HOMMAGE À RABBI TOUVYA KATZ

HOMMAGE À RABBI TOUVYA KATZ | Revivim | Rav Eliézer Melamed

Ces quelques paroles veulent rendre hommage à mon beau-père, Rabbi Touvya Katz, qui nous a quittés le 28 adar I 5784 (le 8 mars dernier).

Ses parents quittèrent la Pologne alors qu’il était âgé d’un mois : la famille gagna l’Argentine par bateau. Son oncle Yossel Shikhman, frère de sa mère Chochana, avait insisté auprès de sa sœur et de son beau-frère pour qu’ils s’enfuissent de Pologne. Le grand-père, Pinhas, ainsi que les jeunes parents de Touvya, craignaient de voyager avec un bébé si petit ; mais Yossel fit valoir que, s’ils ne profitaient pas des billets de navigation que leur envoyait leur frère Ya’aqov, lequel avait déjà émigré en Argentine, ils n’auraient plus d’autre possibilité de quitter le pays. Ils prirent donc ce bateau qui, ils l’apprirent plus tard, fut le dernier à relier la Pologne à l’Argentine.

Au foyer parental

Le judaïsme polonais avait connu une importante crise. Avant la Première Guerre mondiale, la grande majorité des Juifs de Pologne étaient pratiquants ; mais à la veille de la Seconde Guerre mondiale, la grande majorité d’entre eux n’observaient plus le Chabbat. Pourtant, nombre d’entre eux restaient traditionalistes et se rendaient à la synagogue les jours de Chabbat. C’était aussi le cas des parents de Touvya, surtout après leur installation en Argentine. Son père priait à la synagogue, le Chabbat, mettait parfois les téphilines en semaine.
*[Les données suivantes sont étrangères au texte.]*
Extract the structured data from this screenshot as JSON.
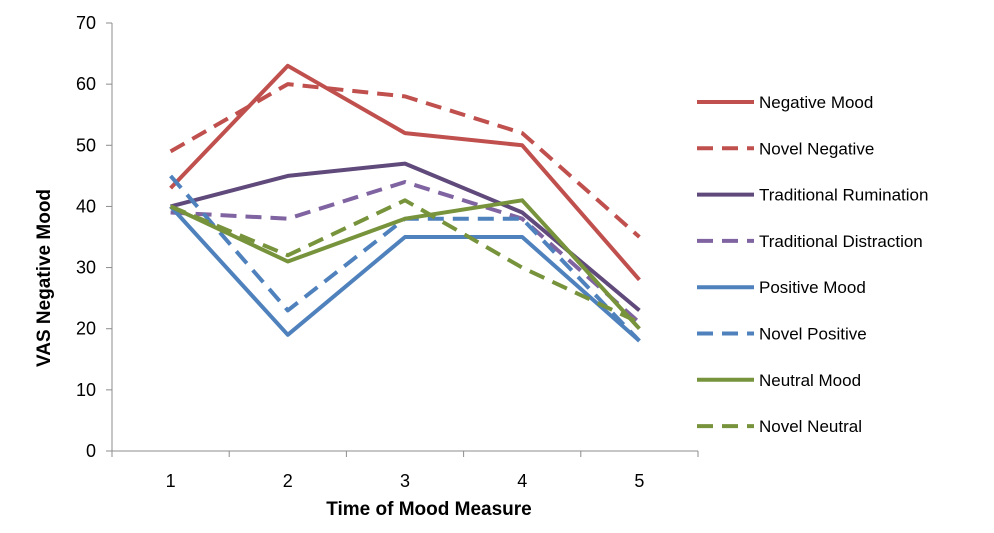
{
  "chart_data": {
    "type": "line",
    "title": "",
    "xlabel": "Time of Mood Measure",
    "ylabel": "VAS Negative Mood",
    "x": [
      1,
      2,
      3,
      4,
      5
    ],
    "x_tick_labels": [
      "1",
      "2",
      "3",
      "4",
      "5"
    ],
    "ylim": [
      0,
      70
    ],
    "y_ticks": [
      0,
      10,
      20,
      30,
      40,
      50,
      60,
      70
    ],
    "y_tick_labels": [
      "0",
      "10",
      "20",
      "30",
      "40",
      "50",
      "60",
      "70"
    ],
    "grid": false,
    "legend_position": "right",
    "series": [
      {
        "name": "Negative Mood",
        "values": [
          43,
          63,
          52,
          50,
          28
        ],
        "color": "#c0504d",
        "dash": "solid"
      },
      {
        "name": "Novel Negative",
        "values": [
          49,
          60,
          58,
          52,
          35
        ],
        "color": "#c0504d",
        "dash": "dashed"
      },
      {
        "name": "Traditional Rumination",
        "values": [
          40,
          45,
          47,
          39,
          23
        ],
        "color": "#604a7b",
        "dash": "solid"
      },
      {
        "name": "Traditional Distraction",
        "values": [
          39,
          38,
          44,
          38,
          21
        ],
        "color": "#8064a2",
        "dash": "dashed"
      },
      {
        "name": "Positive Mood",
        "values": [
          40,
          19,
          35,
          35,
          18
        ],
        "color": "#4f81bd",
        "dash": "solid"
      },
      {
        "name": "Novel Positive",
        "values": [
          45,
          23,
          38,
          38,
          18
        ],
        "color": "#4f81bd",
        "dash": "dashed"
      },
      {
        "name": "Neutral Mood",
        "values": [
          40,
          31,
          38,
          41,
          20
        ],
        "color": "#77933c",
        "dash": "solid"
      },
      {
        "name": "Novel Neutral",
        "values": [
          40,
          32,
          41,
          30,
          21
        ],
        "color": "#77933c",
        "dash": "dashed"
      }
    ]
  }
}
Quand la guerre fut finie, que les terribles nouvelles de Pologne furent arrivées et que sa mère eut appris que tous les membres de sa famille, toutes ses connaissances avaient été assassinés au cours de la Choah, elle pleura beaucoup. Quand vint le Chabbat, elle se tint en pleurs face à ses chandeliers, et dit avec colère : « Pourquoi ai-je allumé les veilleuses, toutes ces années ? » Elle rangea les chandeliers dans une armoire et, pendant plusieurs années, elle n’alluma plus les bougies de Chabbat. Plus tard, après que leurs enfants furent montés en Erets Israël, elle et son mari voulurent les y rejoindre ; mais le père de Touvya mourut peu de temps avant l’alya prévue. Ce fut donc seule que la mère fit son alya et rejoignit ses enfants au kibboutz. Là, elle alluma de nouveau les bougies de Chabbat. De même, elle jeûnait à Kippour, s’abstenait d’allumer le feu, les jours de Chabbat, et s’efforçait de maintenir la tradition, autant qu’il était possible au kibboutz.

Le mouvement Dror

En Argentine, Rabbi Touvya se joignit au mouvement Dror, qui encadrait la jeunesse dans une perspective sioniste et socialiste, et qui encourageait ses membres à monter en Erets Israël dans le cadre de l’organisation pionnière Hakibboutz Haméou’had (« Le Kibboutz Unifié »). Au sein de ce mouvement de jeunesse, Touvya fut moniteur, puis moniteur en chef (komounar). Il était très apprécié de ses cadets. Sous ses encouragements, beaucoup devinrent sionistes et émigrèrent en Erets Israël. C’est d’ailleurs là qu’il rencontra son épouse Pnina. Ses professeurs non juifs eux-mêmes l’estimaient fort ; quand ils apprirent qu’il s’apprêtait à émigrer en Palestine, ils s’attendaient à ce qu’il y devînt un dirigeant.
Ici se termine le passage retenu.